If hindsight is 20/20, I believe that prominent movies of the past few months or year should be critically re-evaluated and put into the perspective of time. After ten years of chaotic development, last November saw the release of Steven Spielberg’s Lincoln. It received positive if not always glowing reviews, a decent box office take and, more recently, Daniel Day Lewis’s third Academy Award for best actor in a leading role. I saw the movie in theaters with my father, who is a historian in every way save professionally, and though we both liked it, our admiration is not without its caveats and exceptions.
Lincoln is filled with incredible performances that only begin with Day-Lewis’ embodiment of the Great Emancipator, presented against the backdrop of Rick Carter’s production design of unparalleled richness, detail and faithfulness to the facts and spirit of the times and places that Lincoln knew and called home. Though not a straight adaptation, its focus on the president’s chaotic and troubled relationship with his cabinet during passage of the 13th Amendment to abolish slavery comes from popular historian Doris Kearns Goodwin’s book Team of Rivals, written halfway through the movie’s development and published after Spielberg seized the film rights. The end-result expertly humanizes and summarizes both the man and the president by using his means of pushing the amendment through and the actual accomplishment to reflect the persistence, morality and shrewd compromise that made Lincoln the successful leader we know of today. Spielberg’s strength as a director has always been expert storytelling without imposing a distinctly personal style, so the movie’s simple, understated photography and pacing allow us intimacy with the characters and their world. Unfortunately, the film is filled with many exceptions to key rules and understandings about good filmmaking.
Though the long running time is understandable for a biography, Lincoln is really about the passage of one amendment whose implications are widely known; thus, many biographical elements take a back seat to that plot, which is really a historical lead balloon. That Abe contended with “rivals” in his own party is supposedly meant to parallel the ridiculous gridlock seen by many in Washington, DC, today, but it’s nothing particularly new and the audience that Lincoln aims to attract has probably come to such conclusions before seeing a single frame, leaving few if any real surprises or discoveries. While talented, playwright and screenwriter Tony Kushner’s major claim to fame is the mini-series Angels In America, about homosexuality and the AIDS epidemic in the mid-1980’s. In my opinion, this makes him a writer coming to this 19th century setting and group of characters from a sometimes obvious and decidedly 20th/21st century perspective that cannot be subdued, dismissed or hidden by narrative detail. Even the dialogue is distractingly modern in places, particularly where some secondary characters are concerned. A few minutes in, even Mary Todd Lincoln swiftly comes to the unlikely conclusion that her husband’s dream portends his goal and fight to pass the amendment. Though aristocratic and politically knowledgeable, Mary Todd in 1864 was consumed by prolonged grief over the death of her son Willie. She was distracting herself with trips to family and shopping sprees so extravagant that the debt had to be covered by the federal government. For me, these and other elements not only belie but do a disservice to the rest of the film’s heroic attempts at accuracy and authenticity.
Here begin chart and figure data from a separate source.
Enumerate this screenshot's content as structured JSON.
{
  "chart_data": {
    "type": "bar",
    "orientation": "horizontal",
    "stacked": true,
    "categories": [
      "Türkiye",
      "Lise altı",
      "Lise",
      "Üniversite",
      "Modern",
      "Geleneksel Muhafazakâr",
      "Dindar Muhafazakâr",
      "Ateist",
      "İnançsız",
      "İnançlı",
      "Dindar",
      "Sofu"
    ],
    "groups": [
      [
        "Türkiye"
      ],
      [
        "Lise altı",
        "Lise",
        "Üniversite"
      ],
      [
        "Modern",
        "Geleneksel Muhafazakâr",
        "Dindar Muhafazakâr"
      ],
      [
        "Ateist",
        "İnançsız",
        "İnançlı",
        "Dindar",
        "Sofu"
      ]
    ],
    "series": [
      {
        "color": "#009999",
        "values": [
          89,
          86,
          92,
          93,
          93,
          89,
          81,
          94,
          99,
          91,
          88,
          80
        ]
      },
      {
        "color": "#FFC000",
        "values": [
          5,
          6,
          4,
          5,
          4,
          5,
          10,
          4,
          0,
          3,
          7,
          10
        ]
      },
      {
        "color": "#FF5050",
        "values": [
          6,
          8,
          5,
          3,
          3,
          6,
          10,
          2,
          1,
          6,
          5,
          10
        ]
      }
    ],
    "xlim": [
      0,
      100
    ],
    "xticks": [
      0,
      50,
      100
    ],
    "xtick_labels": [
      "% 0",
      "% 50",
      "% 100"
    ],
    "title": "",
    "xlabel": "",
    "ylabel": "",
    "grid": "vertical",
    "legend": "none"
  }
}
I doubt Lincoln would exist without director Steven Spielberg and producer Kathleen Kennedy. Too much time and money was likely spent on a film that is only partially about the titular character. In the industry’s efforts to screen out numerous wannabe writers and filmmakers, etc., almost no reputable producer or agent in Hollywood would likely consider a script like this without the attachment of major talent and one or more rewrites, which rarely accompanies the average, unrepresented spec script. It obviously had major talent in spades, but the only real rewrite(s) I know of is the one that took 70 pages out of a 550 page script on Lincoln’s presidency and expanded it into a cinematic dissertation on the political machinations behind the passage of the 13th Amendment (in the House of Representatives). That is exhausting just to read and consider, so the fact that the movie is slightly more entertaining and engaging is a minor miracle.
In conclusion, I applaud the intent, basic execution and even the narrative focus of the film. However, I wish with all my heart that there existed a separate, yet equally powerful and resourceful wing of the American film industry that could have made a movie about Lincoln, unencumbered by the cronyism and politics of that inner-circle of “expert” talent called Hollywood. At least we wouldn’t have this glamorous, yet singular and ruefully biased behemoth at the center of things, telling us how history should be reflected and what should and should not pass as great cinema.